I confratelli che reggono la statua dell'Addolorata, sono gli unici ad avere il volto scoperto, mentre tutti gli altri confratelli che fanno parte della processione sono incappucciati.
I momenti più caratteristici di questa processione sono dovuti al passaggio della Madonna da alcuni punti cruciali della Città: l’uscita da San Domenico, la discesa “da ‘u bunnine” (pendio Lariccia), il passaggio da  Piazza Fontana - dove tanti anni fà si preparava un enorme falò in onore dell'Addolorata -  il passaggio da “’u ponte de firre” (dal Ponte girevole), la sosta di preghiera presso la Chiesa del Carmine, l’arrivo all’Istituto delle Suore Maria Immacolata, dove la processione entra per un momento di preghiera e consentire ai confratelli di ristorarsi, prima di intraprendere la strada del ritorno, durante la quale molto suggestivo è il passaggio dal Ponte girevole, che di solito avviene verso le 12:30 – il troccolante cede la troccola ad un mazziere e i  confratelli fanno una piccola sosta, alzandosi il cappuccio. Tutto ciò in ricordo di una antica usanza. Anticamente infatti i confratelli non effettuavano la sosta all’Istituto delle suore, per cui, mentre erano sul ponte erano raggiunti dalle donne (mamme, mogli, sorelle) che portavano loro qualcosa da mangiare. –  La sosta non è lunga, perché deve solo ricordare una tradizione.
Il passaggio sul ponte è suggestivo anche perché contemporaneamente si possono ammirare due importanti simboli di unione tra la Città e l'antica Isola: il ponte che le unisce materialmente, e la Madonna Addolorata che le unisce nell'Amore, ma che come dimora ha scelto, e non a caso, l'Isola, la Città Vecchia, ossia quella parte di città che di solito viene dimenticata ed "evitata", ma non dalla Madonna, che ha voluto assicurare proprio li la sua presenza costante quasi a voler ringraziare la devozione dei suoi abitanti, rimarcando l'importanza storica e culturale della Città Vecchia.
La devozione dei Tarantini per la Madonna Addolorata si evince dal silenzio che accompagna il Suo passaggio tra la folla.

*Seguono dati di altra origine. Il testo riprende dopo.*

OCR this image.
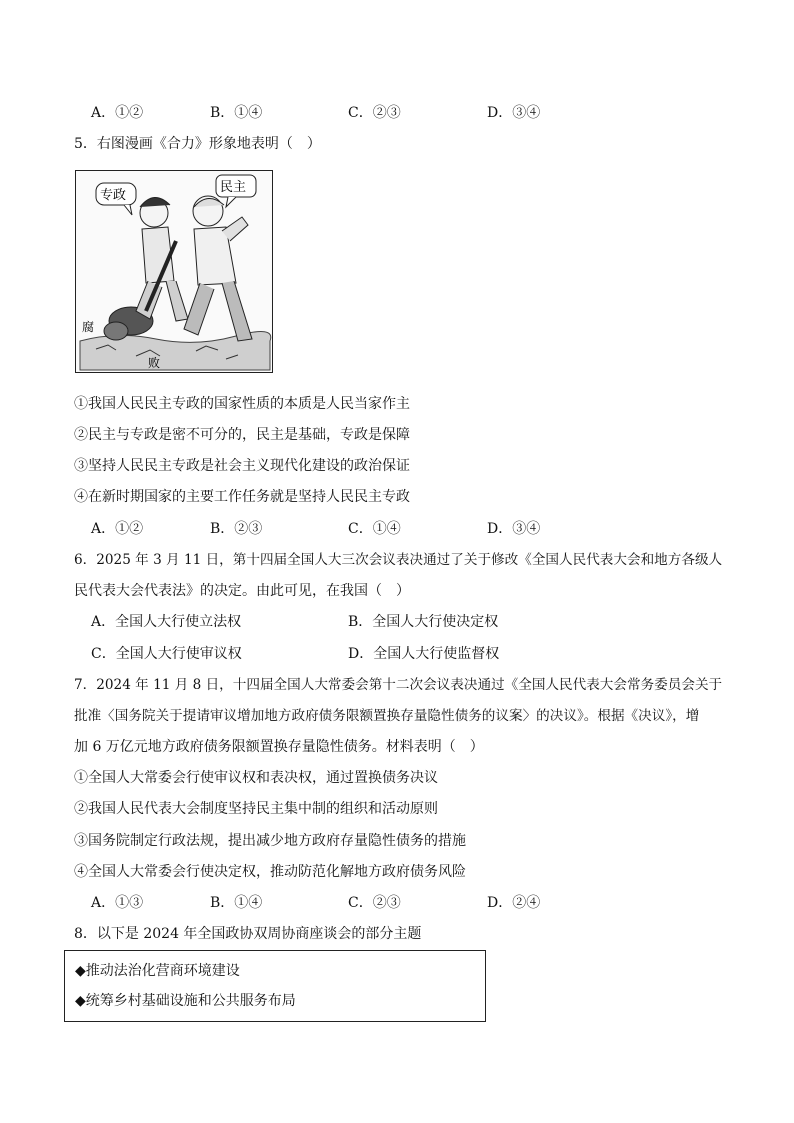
A．①②	B．①④	C．②③	D．③④
5．右图漫画《合力》形象地表明（　）
专政
民主
腐
败
①我国人民民主专政的国家性质的本质是人民当家作主
②民主与专政是密不可分的，民主是基础，专政是保障
③坚持人民民主专政是社会主义现代化建设的政治保证
④在新时期国家的主要工作任务就是坚持人民民主专政
A．①②	B．②③	C．①④	D．③④
6．2025 年 3 月 11 日，第十四届全国人大三次会议表决通过了关于修改《全国人民代表大会和地方各级人
民代表大会代表法》的决定。由此可见，在我国（　）
A．全国人大行使立法权	B．全国人大行使决定权
C．全国人大行使审议权	D．全国人大行使监督权
7．2024 年 11 月 8 日，十四届全国人大常委会第十二次会议表决通过《全国人民代表大会常务委员会关于
批准〈国务院关于提请审议增加地方政府债务限额置换存量隐性债务的议案〉的决议》。根据《决议》，增
加 6 万亿元地方政府债务限额置换存量隐性债务。材料表明（　）
①全国人大常委会行使审议权和表决权，通过置换债务决议
②我国人民代表大会制度坚持民主集中制的组织和活动原则
③国务院制定行政法规，提出减少地方政府存量隐性债务的措施
④全国人大常委会行使决定权，推动防范化解地方政府债务风险
A．①③	B．①④	C．②③	D．②④
8．以下是 2024 年全国政协双周协商座谈会的部分主题
◆推动法治化营商环境建设
◆统筹乡村基础设施和公共服务布局
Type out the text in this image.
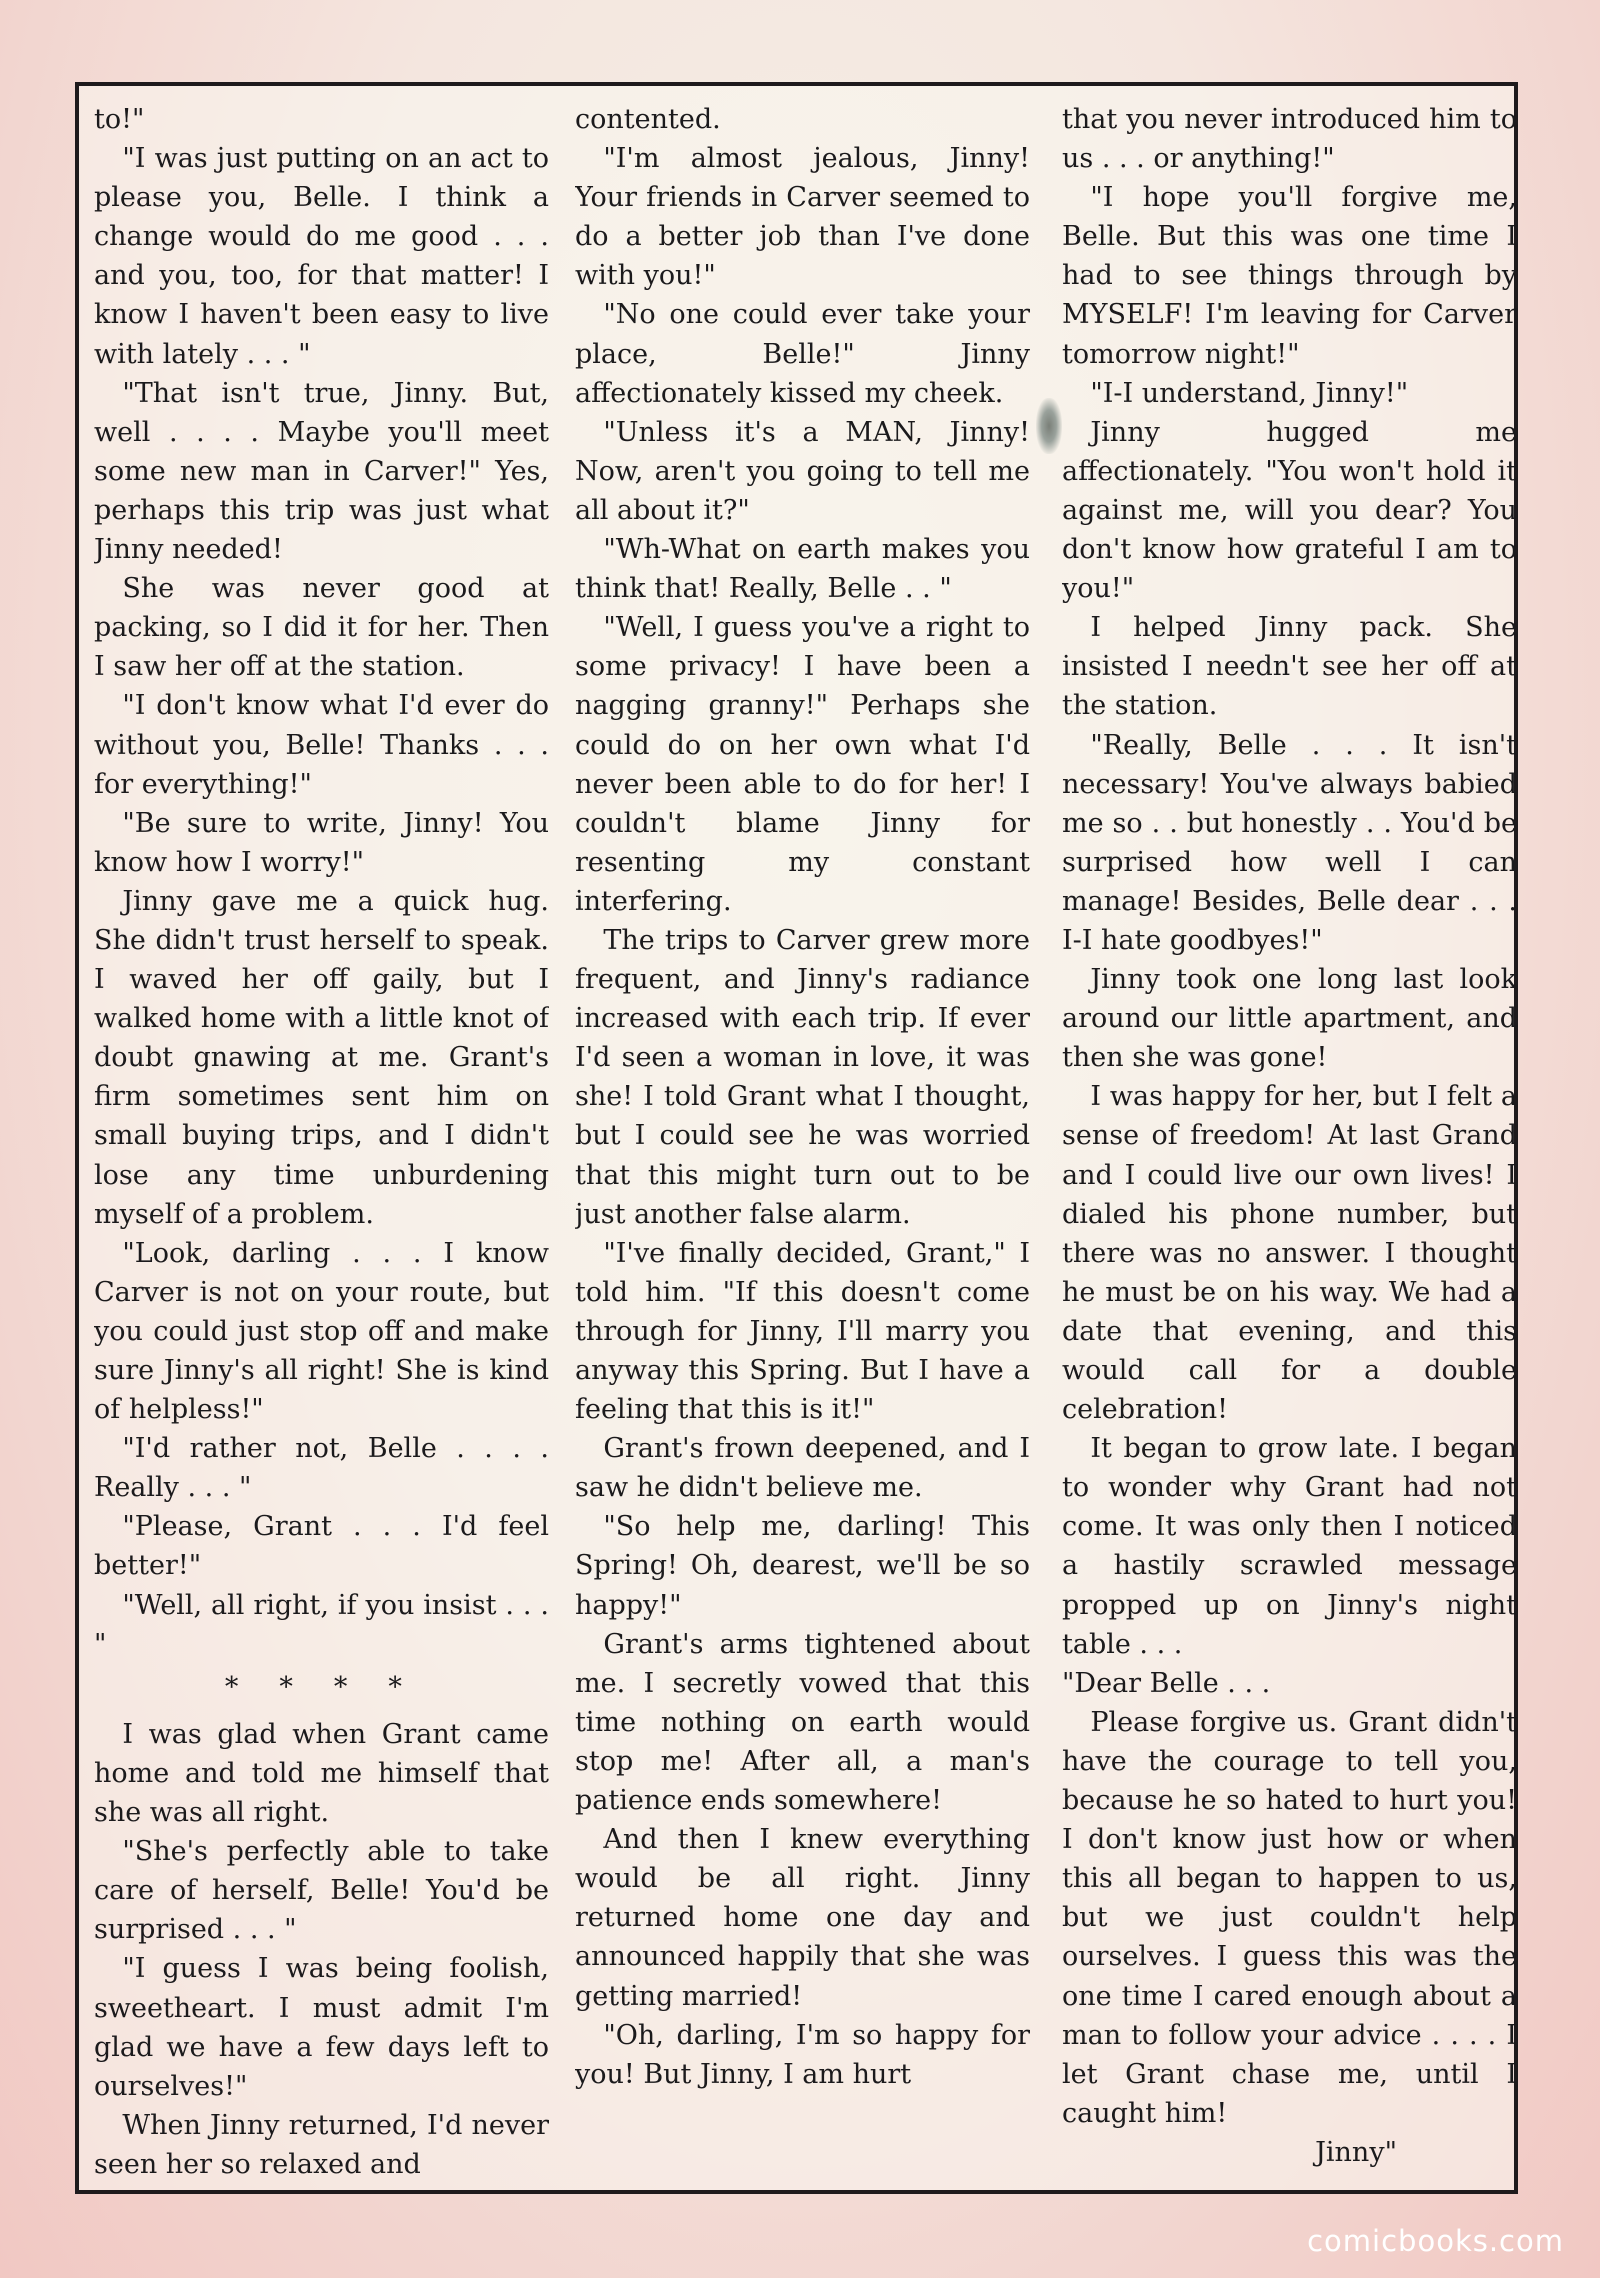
to!"

"I was just putting on an act to please you, Belle. I think a change would do me good . . . and you, too, for that matter! I know I haven't been easy to live with lately . . . "

"That isn't true, Jinny. But, well . . . . Maybe you'll meet some new man in Carver!" Yes, perhaps this trip was just what Jinny needed!

She was never good at packing, so I did it for her. Then I saw her off at the station.

"I don't know what I'd ever do without you, Belle! Thanks . . . for everything!"

"Be sure to write, Jinny! You know how I worry!"

Jinny gave me a quick hug. She didn't trust herself to speak. I waved her off gaily, but I walked home with a little knot of doubt gnawing at me. Grant's firm sometimes sent him on small buying trips, and I didn't lose any time unburdening myself of a problem.

"Look, darling . . . I know Carver is not on your route, but you could just stop off and make sure Jinny's all right! She is kind of helpless!"

"I'd rather not, Belle . . . . Really . . . "

"Please, Grant . . . I'd feel better!"

"Well, all right, if you insist . . . "

* * * *

I was glad when Grant came home and told me himself that she was all right.

"She's perfectly able to take care of herself, Belle! You'd be surprised . . . "

"I guess I was being foolish, sweetheart. I must admit I'm glad we have a few days left to ourselves!"

When Jinny returned, I'd never seen her so relaxed and

contented.

"I'm almost jealous, Jinny! Your friends in Carver seemed to do a better job than I've done with you!"

"No one could ever take your place, Belle!" Jinny affectionately kissed my cheek.

"Unless it's a MAN, Jinny! Now, aren't you going to tell me all about it?"

"Wh-What on earth makes you think that! Really, Belle . . "

"Well, I guess you've a right to some privacy! I have been a nagging granny!" Perhaps she could do on her own what I'd never been able to do for her! I couldn't blame Jinny for resenting my constant interfering.

The trips to Carver grew more frequent, and Jinny's radiance increased with each trip. If ever I'd seen a woman in love, it was she! I told Grant what I thought, but I could see he was worried that this might turn out to be just another false alarm.

"I've finally decided, Grant," I told him. "If this doesn't come through for Jinny, I'll marry you anyway this Spring. But I have a feeling that this is it!"

Grant's frown deepened, and I saw he didn't believe me.

"So help me, darling! This Spring! Oh, dearest, we'll be so happy!"

Grant's arms tightened about me. I secretly vowed that this time nothing on earth would stop me! After all, a man's patience ends somewhere!

And then I knew everything would be all right. Jinny returned home one day and announced happily that she was getting married!

"Oh, darling, I'm so happy for you! But Jinny, I am hurt

that you never introduced him to us . . . or anything!"

"I hope you'll forgive me, Belle. But this was one time I had to see things through by MYSELF! I'm leaving for Carver tomorrow night!"

"I-I understand, Jinny!"

Jinny hugged me affectionately. "You won't hold it against me, will you dear? You don't know how grateful I am to you!"

I helped Jinny pack. She insisted I needn't see her off at the station.

"Really, Belle . . . It isn't necessary! You've always babied me so . . but honestly . . You'd be surprised how well I can manage! Besides, Belle dear . . . I-I hate goodbyes!"

Jinny took one long last look around our little apartment, and then she was gone!

I was happy for her, but I felt a sense of freedom! At last Grand and I could live our own lives! I dialed his phone number, but there was no answer. I thought he must be on his way. We had a date that evening, and this would call for a double celebration!

It began to grow late. I began to wonder why Grant had not come. It was only then I noticed a hastily scrawled message propped up on Jinny's night table . . .

"Dear Belle . . .

Please forgive us. Grant didn't have the courage to tell you, because he so hated to hurt you! I don't know just how or when this all began to happen to us, but we just couldn't help ourselves. I guess this was the one time I cared enough about a man to follow your advice . . . . I let Grant chase me, until I caught him!

Jinny"

comicbooks.com
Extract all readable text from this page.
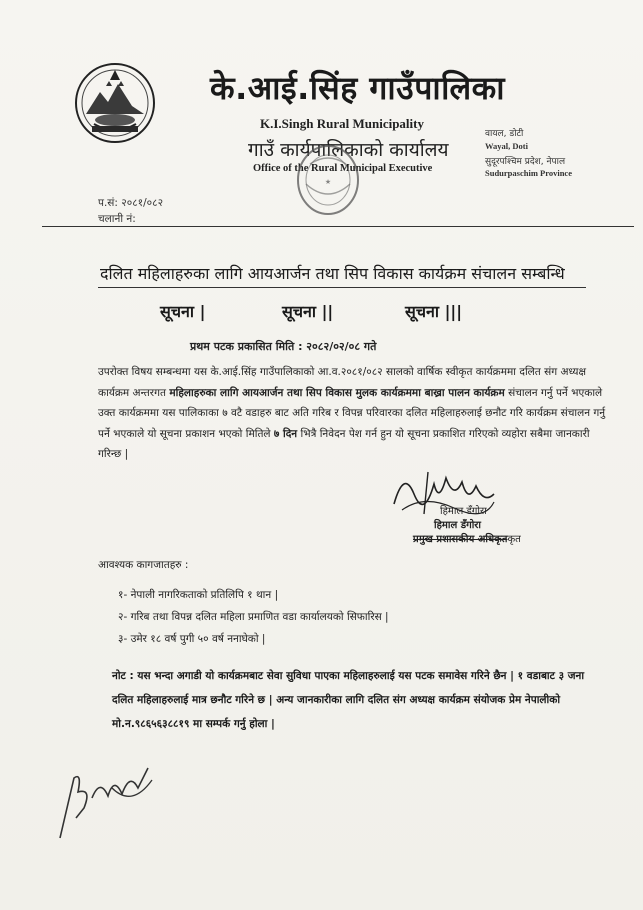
के.आई.सिंह गाउँपालिका
K.I.Singh Rural Municipality
गाउँ कार्यपालिकाको कार्यालय
Office of the Rural Municipal Executive
★
वायल, डोटी
Wayal, Doti
सुदूरपश्चिम प्रदेश, नेपाल
Sudurpaschim Province
प.सं: २०८१/०८२
चलानी नं:
दलित महिलाहरुका लागि आयआर्जन तथा सिप विकास कार्यक्रम संचालन सम्बन्धि
सूचना |	सूचना ||	सूचना |||
प्रथम पटक प्रकासित मिति : २०८२/०२/०८ गते
उपरोक्त विषय सम्बन्धमा यस के.आई.सिंह गाउँपालिकाको आ.व.२०८१/०८२ सालको वार्षिक स्वीकृत कार्यक्रममा दलित संग अध्यक्ष कार्यक्रम अन्तरगत महिलाहरुका लागि आयआर्जन तथा सिप विकास मुलक कार्यक्रममा बाख्रा पालन कार्यक्रम संचालन गर्नु पर्ने भएकाले उक्त कार्यक्रममा यस पालिकाका ७ वटै वडाहरु बाट अति गरिब र विपन्न परिवारका दलित महिलाहरुलाई छनौट गरि कार्यक्रम संचालन गर्नु पर्ने भएकाले यो सूचना प्रकाशन भएको मितिले ७ दिन भित्रै निवेदन पेश गर्न हुन यो सूचना प्रकाशित गरिएको व्यहोरा सबैमा जानकारी गरिन्छ |
हिमाल डँगोरा
हिमाल डँगोरा
प्रमुख प्रशासकीय अधिकृतकृत
आवश्यक कागजातहरु :
१- नेपाली नागरिकताको प्रतिलिपि १ थान |
२- गरिब तथा विपन्न दलित महिला प्रमाणित वडा कार्यालयको सिफारिस |
३- उमेर १८ वर्ष पुगी ५० वर्ष ननाघेको |
नोट : यस भन्दा अगाडी यो कार्यक्रमबाट सेवा सुविधा पाएका महिलाहरुलाई यस पटक समावेस गरिने छैन | १ वडाबाट ३ जना दलित महिलाहरुलाई मात्र छनौट गरिने छ | अन्य जानकारीका लागि दलित संग अध्यक्ष कार्यक्रम संयोजक प्रेम नेपालीको मो.न.९८६५६३८८१९ मा सम्पर्क गर्नु होला |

Un silenzio che  altro non è che una corale preghiera per chiedere il Suo aiuto e la Sua protezione per noi,  per chi ci è vicino e per chi ci ha chiesto di porgerLe  una preghiera in loro nome.
E guardando il volto dell'Addolorata – un  volto segnato dalla paura  e dall’angoscia nella  disperata ricerca del Figlio –  si può scorgere anche una dolce e caritatevole espressione di ringraziamento.

Il sentimento dei tarantini verso l’Addolorata è riportato in questi pochi versi di Gregorio Andriani:

'A Mamme d'u Delore.
Nu' tarandine, a quanne stame fore,
vulime star'a Tarde pe vede a Te.
Tu si pe nnuije 'a Mamme d'u Delore
e spece ce 'nquarcune c'a sufferte
ogne delore amare a vita soje.

A chiudere la processione uno stuolo di fedeli penitenti, alcuni anche scalzi, che portano il cero penitenziale dell’Addolorata e pregano ora come un tempo:
…'U mande e le spine,
spine, spine de marije;
'u sole quedda matine,
no' nge stave mmijenze a vie;
ha tremelate e ha chiangiute,
acque de sanghe ha scennute;
e ci l'ha tremendute;
ha remaste citte e mmute!
...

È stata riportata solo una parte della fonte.